The outbuilding range is plainly detailed, with an artificial slate roof, plastic rainwater goods, and a variety of timber and uPVC casement windows. The ground-floor east elevation has an inserted entrance from around 1970, with enlarged window and door insertions and tiled surrounds. The walls are buttressed.

Flush with the north end of the principal elevation is an original gateway. One half-width square pier, topped with half of a ball finial, is attached to the main building. The other pier is full-width, freestanding, with a panelled front and a lion finial. A wall — rendered on the inner side and roughcast on the outer — stretches westwards from this pier, enclosing the northern boundary of the property. Several metres along this wall stands another, taller pier, also with a lion finial. Beyond this point, the wall rises considerably in height and is roughcast to the outer side and bare rubble to the inner.

The extent of the listing covers the main block, the return, the gate piers and the northern boundary wall.

The building is well-proportioned and retains a strong original character, with historic fabric largely intact, including stucco ornamentation highly representative of the mid-19th century, a variety of original timber windows, a good Ionic doorcase, and original chimney pots that contribute to both authenticity and streetscape presence. The original interior floor plan survives generally intact with many salient features, although the building has been adapted over the late 20th century; these changes are generally contained within additions rather than affecting the original layout.

The site appears vacant on the first-edition Ordnance Survey map of 1835, with North Street still largely undeveloped at that time. By the second edition of 1863–64, the north side of North Street had been laid out in its current form, with No. 38 terminating the east side of an unbroken row of buildings. The adjacent plot, now a car park, was the site of North Street National School, which closed in the 1930s and was subsequently demolished; the OS Memoirs record the school as having been built in 1812.

Griffith's Valuation records William Macoun as the occupier of a house, office, yard and small garden valued at £40, with the land leased from Lord Lurgan. The Valuation Revisions of 1870 to 1894 record no change to occupier or valuation, although by this period Macoun also sublets several other properties on the street. A nearby interpretation panel confirms that the house was the home of William Macoun, who, with his brother James Macoun, founded the linen factory that became the Lurgan Weaving Company Limited. The Macouns were associated with the weaving of high-quality cambric handkerchiefs and linen for shirting. The Belfast and Ulster Directory of 1877 refers to the power loom factory of Messrs James Macoun & Co. The 1901 edition describes Lurgan as the "cradle of the Irish cambric industry", reflecting the town's deep economic embeddedness in textile production and finishing. The Macoun name is believed to be a derivative of McGeown; the Macoun pedigree in Ulster is known to have been Scottish Presbyterian, from Linlithgow, having settled in Magheralin in the mid-17th century.

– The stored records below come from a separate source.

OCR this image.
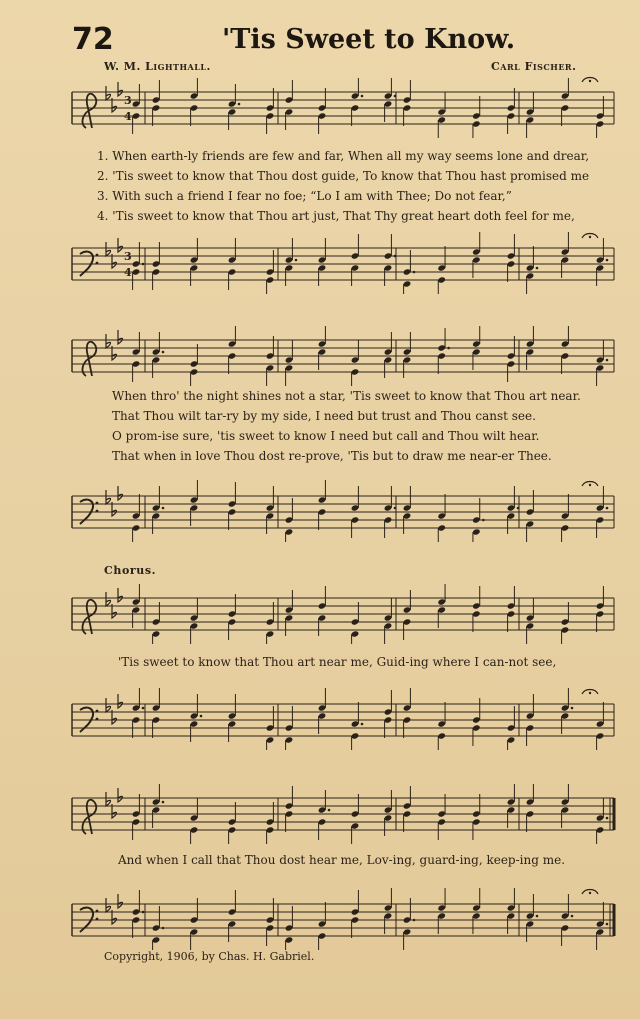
72	'Tis Sweet to Know.
W. M. Lighthall.	Carl Fischer.
3
4
1. When earth-ly friends are few and far, When all my way seems lone and drear,
2. 'Tis sweet to know that Thou dost guide, To know that Thou hast promised me
3. With such a friend I fear no foe; “Lo I am with Thee; Do not fear,”
4. 'Tis sweet to know that Thou art just, That Thy great heart doth feel for me,
3
4
When thro' the night shines not a star, 'Tis sweet to know that Thou art near.
That Thou wilt tar-ry by my side, I need but trust and Thou canst see.
O prom-ise sure, 'tis sweet to know I need but call and Thou wilt hear.
That when in love Thou dost re-prove, 'Tis but to draw me near-er Thee.
Chorus.
'Tis sweet to know that Thou art near me, Guid-ing where I can-not see,
And when I call that Thou dost hear me, Lov-ing, guard-ing, keep-ing me.
Copyright, 1906, by Chas. H. Gabriel.
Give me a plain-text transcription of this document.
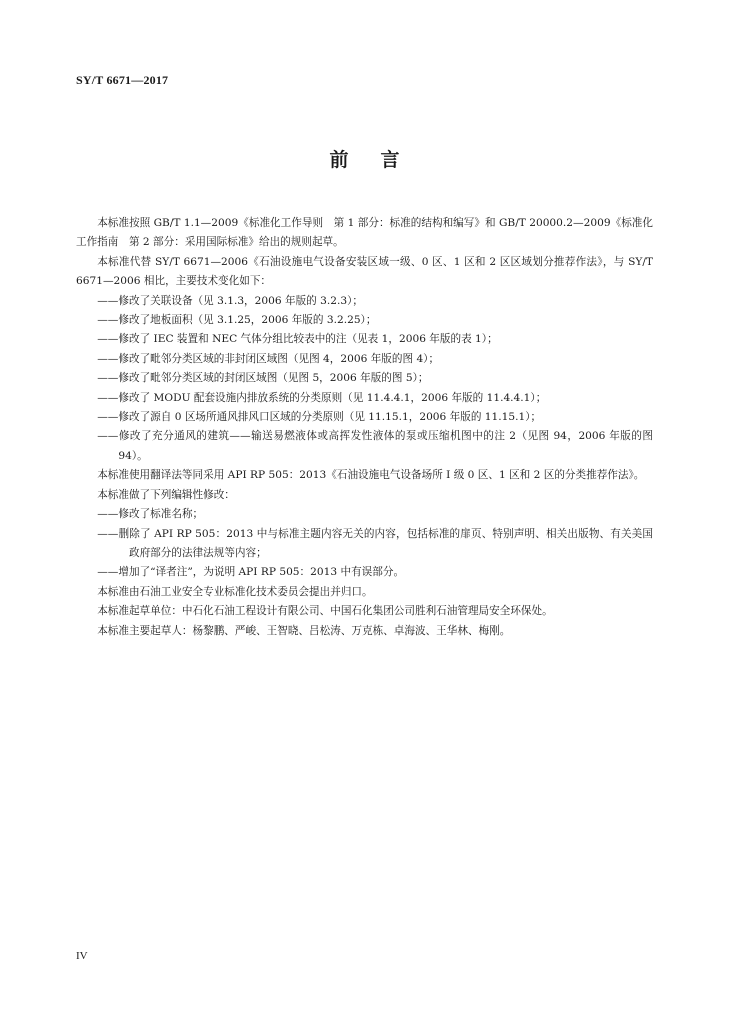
SY/T 6671—2017
前言

本标准按照 GB/T 1.1—2009《标准化工作导则　第 1 部分：标准的结构和编写》和 GB/T 20000.2—2009《标准化工作指南　第 2 部分：采用国际标准》给出的规则起草。

本标准代替 SY/T 6671—2006《石油设施电气设备安装区域一级、0 区、1 区和 2 区区域划分推荐作法》，与 SY/T 6671—2006 相比，主要技术变化如下：

——修改了关联设备（见 3.1.3，2006 年版的 3.2.3）；

——修改了地板面积（见 3.1.25，2006 年版的 3.2.25）；

——修改了 IEC 装置和 NEC 气体分组比较表中的注（见表 1，2006 年版的表 1）；

——修改了毗邻分类区域的非封闭区域图（见图 4，2006 年版的图 4）；

——修改了毗邻分类区域的封闭区域图（见图 5，2006 年版的图 5）；

——修改了 MODU 配套设施内排放系统的分类原则（见 11.4.4.1，2006 年版的 11.4.4.1）；

——修改了源自 0 区场所通风排风口区域的分类原则（见 11.15.1，2006 年版的 11.15.1）；

——修改了充分通风的建筑——输送易燃液体或高挥发性液体的泵或压缩机图中的注 2（见图 94，2006 年版的图 94）。

本标准使用翻译法等同采用 API RP 505：2013《石油设施电气设备场所 I 级 0 区、1 区和 2 区的分类推荐作法》。

本标准做了下列编辑性修改：

——修改了标准名称；

——删除了 API RP 505：2013 中与标准主题内容无关的内容，包括标准的扉页、特别声明、相关出版物、有关美国政府部分的法律法规等内容；

——增加了“译者注”，为说明 API RP 505：2013 中有误部分。

本标准由石油工业安全专业标准化技术委员会提出并归口。

本标准起草单位：中石化石油工程设计有限公司、中国石化集团公司胜利石油管理局安全环保处。

本标准主要起草人：杨黎鹏、严峻、王智晓、吕松涛、万克栋、卓海波、王华林、梅刚。

IV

Historical links that might account for the presence of a Star of David on the building have not been established. It is noted, however, that the Lurgan Hebrew Congregation was established for a period from around 1906 until the 1920s at 49 North Street, founded by Joseph Herbert (formerly Herzberg), who ran his home-furnishings business from 16–18 North Street. No connection with No. 38 has been found.

The building has served as the local clubhouse of the Irish National Foresters Benefit Society since the foundation of the Lurgan branch in 1892. The INF was established in 1877 as an Irish "friendly" or benefit society — a mutual organisation providing insurance, savings and co-operative banking of the kind widespread before the development of high-street banking and the welfare state. It broke away from the Ancient Order of Foresters following political disagreements, and was at one time the largest friendly society in Ireland, nationalist in political outlook, with over 250,000 members in more than 1,000 branches worldwide before its decline in the wake of the formation of the Irish Free State and the expansion of social welfare provision.